La seriedad con la que los diarios y distintos medios de prensa de hoy combaten las noticias falsas responde a las consecuencias que estas pueden ocasionar. Una información que no es verdadera puede llevar a las personas a tomar decisiones equivocadas, a participar de una conspiración sin siquiera saberlo o a desmoralizarse por completo. También puede llevar a todo un país votar por un candidato equivocado (dependiendo, por supuesto, de las preferencias políticas), a creer en fenómenos naturales que no existen o a pensar que se está a punto de caer en una terrible crisis económica. Tampoco se debe dejar de mencionar que pueden producirse desenlaces fatales. Una sencilla manipulación de datos y de imágenes pueden convertir un simple rumor de vecindario en una historia truculenta, y cualquier hombre o mujer podría ser acusado injustamente. Si estos rumores no son detenidos a tiempo, la persona en cuestión puede encontrarse en gran peligro.
El fenómeno de las noticias falsas, sin embargo, no es nuevo.
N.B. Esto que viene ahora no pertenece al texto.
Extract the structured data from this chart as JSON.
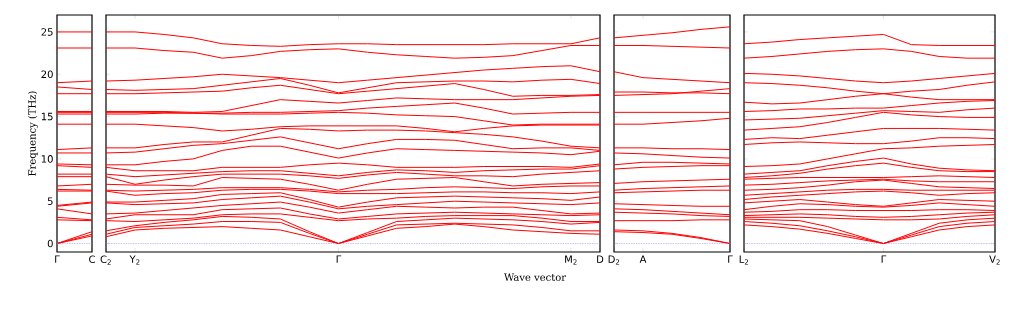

Desde que el hombre empezó a hablar, también empezó a mentir, y ya conocemos los resultados de esta aventura. A medida que el lenguaje empezó a perfeccionarse y las comunicaciones a tener un alcance cada vez mayor, la tendencia hacia la invención no ha disminuido, y es así que ya ha comenzado la gran batalla contra las mentiras. La Unesco ha empezado a repartir guías didácticas para enseñar a los periodistas a prevenir la desinformación, los medios de prensa en el mundo han creado sus propios verificadores y los programadores están creando sistemas computarizados para poder identificar y prevenir la “epidemia”. La campaña ha cobrado tintes mesiánicos y ya se habla del “apocalipsis de la información”, aduciendo que esta lucha es el camino para protegernos de las falacias, del sensacionalismo, de las pseudohistoria, de las pequeñas mentiras y de los chismes inexactos. Los motores de los verificadores servirán para conocer la verdad y nos podrán salvar del probable vacío semiótico en el que podría caer pronto la humanidad.
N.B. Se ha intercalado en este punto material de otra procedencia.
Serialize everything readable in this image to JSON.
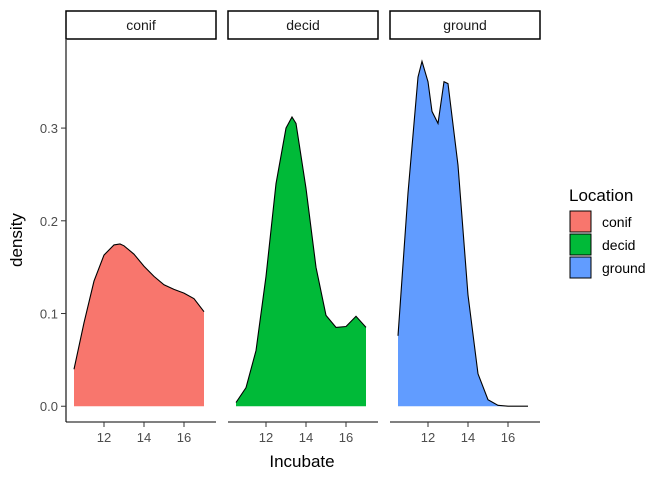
{
  "chart_data": {
    "type": "area",
    "subtype": "density-facets",
    "xlabel": "Incubate",
    "ylabel": "density",
    "xlim": [
      10.1,
      17.6
    ],
    "ylim": [
      -0.017,
      0.395
    ],
    "x_ticks": [
      12,
      14,
      16
    ],
    "y_ticks": [
      0.0,
      0.1,
      0.2,
      0.3
    ],
    "y_tick_labels": [
      "0.0",
      "0.1",
      "0.2",
      "0.3"
    ],
    "grid": false,
    "legend": {
      "title": "Location",
      "placement": "right",
      "entries": [
        {
          "label": "conif",
          "color": "#F8766D"
        },
        {
          "label": "decid",
          "color": "#00BA38"
        },
        {
          "label": "ground",
          "color": "#619CFF"
        }
      ]
    },
    "facets": [
      {
        "label": "conif",
        "color": "#F8766D",
        "x": [
          10.5,
          11.0,
          11.5,
          12.0,
          12.5,
          12.8,
          13.0,
          13.5,
          14.0,
          14.5,
          15.0,
          15.5,
          16.0,
          16.5,
          17.0
        ],
        "y": [
          0.04,
          0.09,
          0.135,
          0.163,
          0.174,
          0.175,
          0.173,
          0.164,
          0.151,
          0.14,
          0.131,
          0.126,
          0.122,
          0.116,
          0.102
        ]
      },
      {
        "label": "decid",
        "color": "#00BA38",
        "x": [
          10.5,
          11.0,
          11.5,
          12.0,
          12.5,
          13.0,
          13.3,
          13.5,
          14.0,
          14.5,
          15.0,
          15.5,
          16.0,
          16.5,
          17.0
        ],
        "y": [
          0.004,
          0.02,
          0.06,
          0.14,
          0.24,
          0.3,
          0.312,
          0.305,
          0.235,
          0.15,
          0.098,
          0.085,
          0.086,
          0.097,
          0.085
        ]
      },
      {
        "label": "ground",
        "color": "#619CFF",
        "x": [
          10.5,
          11.0,
          11.5,
          11.7,
          12.0,
          12.2,
          12.5,
          12.8,
          13.0,
          13.5,
          14.0,
          14.5,
          15.0,
          15.5,
          16.0,
          16.5,
          17.0
        ],
        "y": [
          0.076,
          0.23,
          0.355,
          0.372,
          0.35,
          0.318,
          0.305,
          0.35,
          0.348,
          0.26,
          0.12,
          0.035,
          0.007,
          0.001,
          0.0,
          0.0,
          0.0
        ]
      }
    ]
  }
}
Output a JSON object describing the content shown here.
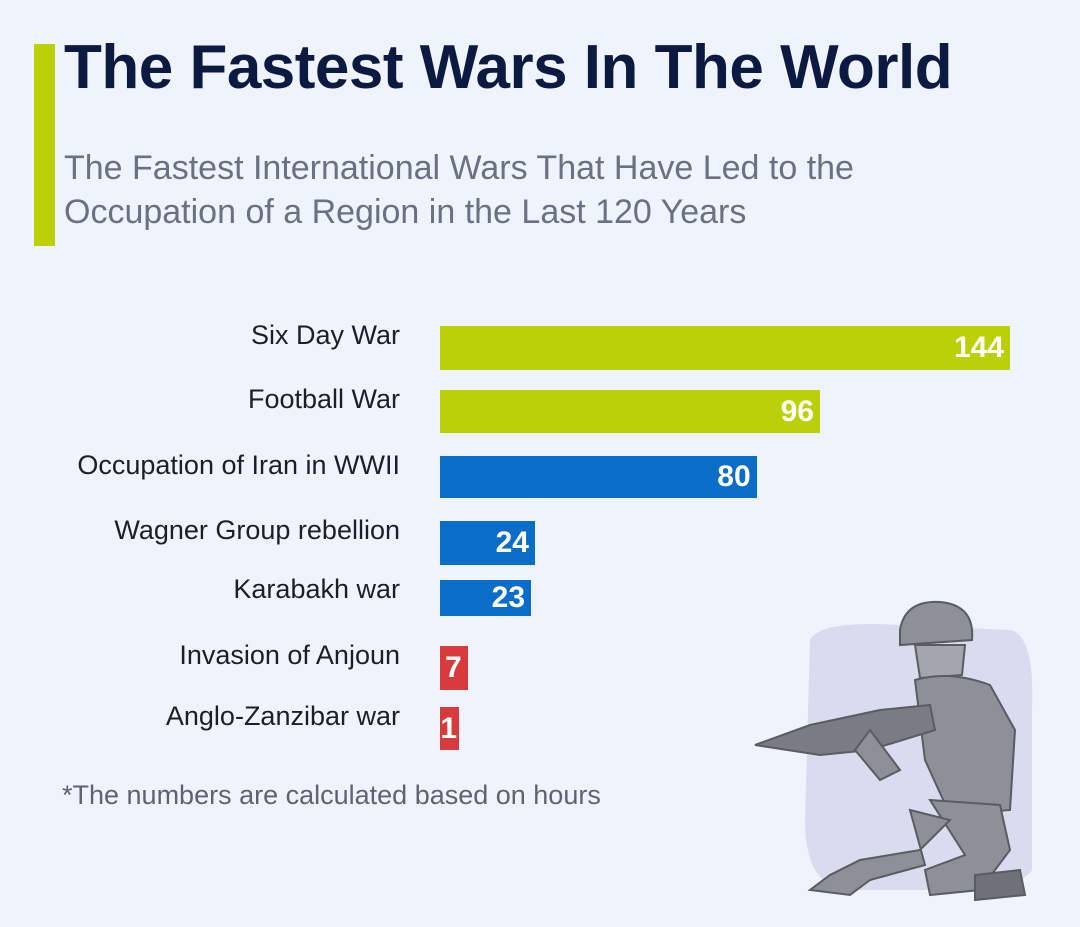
{
  "header": {
    "title": "The Fastest Wars In The World",
    "subtitle": "The Fastest International Wars That Have Led to the Occupation of a Region in the Last 120 Years"
  },
  "chart_data": {
    "type": "bar",
    "orientation": "horizontal",
    "title": "The Fastest Wars In The World",
    "categories": [
      "Six Day War",
      "Football War",
      "Occupation of Iran in WWII",
      "Wagner Group rebellion",
      "Karabakh war",
      "Invasion of Anjoun",
      "Anglo-Zanzibar war"
    ],
    "values": [
      144,
      96,
      80,
      24,
      23,
      7,
      1
    ],
    "value_labels": [
      "144",
      "96",
      "80",
      "24",
      "23",
      "7",
      "1"
    ],
    "colors": [
      "#bcd00a",
      "#bcd00a",
      "#0a6ec9",
      "#0a6ec9",
      "#0a6ec9",
      "#d83b3b",
      "#d83b3b"
    ],
    "unit": "hours",
    "xlabel": "",
    "ylabel": "",
    "grid": false
  },
  "footnote": "*The numbers are calculated based on hours",
  "illustration": "soldier-icon"
}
No obstante, lo que falta preguntarse en esta discusión es si es que son realmente las fake news a las que se debe apuntar. Para comenzar, es importante saber si el problema se encuentra en la misma noticia o en la fe que tenemos en las noticias que se difunden en las redes. ¿Cuáles son las condiciones que hacen que un lector crea en lo que lee? Tal vez el éxito de una noticia no está tanto en su verdad o falsedad sino en la confianza que tenemos en el medio que nos transmite la noticia. Por otro lado, también es necesario preguntarse cuál es el papel que ha tenido la prensa hasta el momento, pues, ¿no son acaso los medios los que por tanto tiempo han manipulado la información, sea porque la presentan de manera parcial, sea porque la banalizan o sea porque la convierten en una noticia sensacionalista? Un medio de comunicación puede inaugurar un verificador, pero, ¿quién elige las preguntas que se van a verificar? Finalmente, ¿se trata de un problema reservado a la población urbana, más cercana a los medios digitales, o también tiene consecuencias en la población que no tiene acceso o no utiliza Internet?
Es seguro que las guías para periodistas y las computadoras ayudarán mucho a identificar las noticias falsas, pero no podemos dejar todo en manos de ciertas normas convivencia y un conjunto de algoritmos (léase, filtros) para solucionar el problema. Antes de perseguir las fake news, hay que entenderlas, y creo que para ello está justamente el amplio bagaje de mitos, ficciones, cuentos, mitos y otras fábulas que hemos leído o escuchado para, justamente, identificar cuándo es que nos encontramos con información engañosa y cuándo nos encontramos con un mensaje que busca transmitir una verdad. Más que una fórmula, se trata de una práctica. Mientras más conozcamos la retórica, más sabremos en qué textos (y en lo posible, en qué imágenes) podemos confiar. Hoy los ingenieros de las grandes compañías de tecnología le están enseñando a sus motores de búsqueda las maneras de identificar cuándo es que una noticia es una sátira o una ironía. Pero, ¿acaso nosotros no lo sabemos también?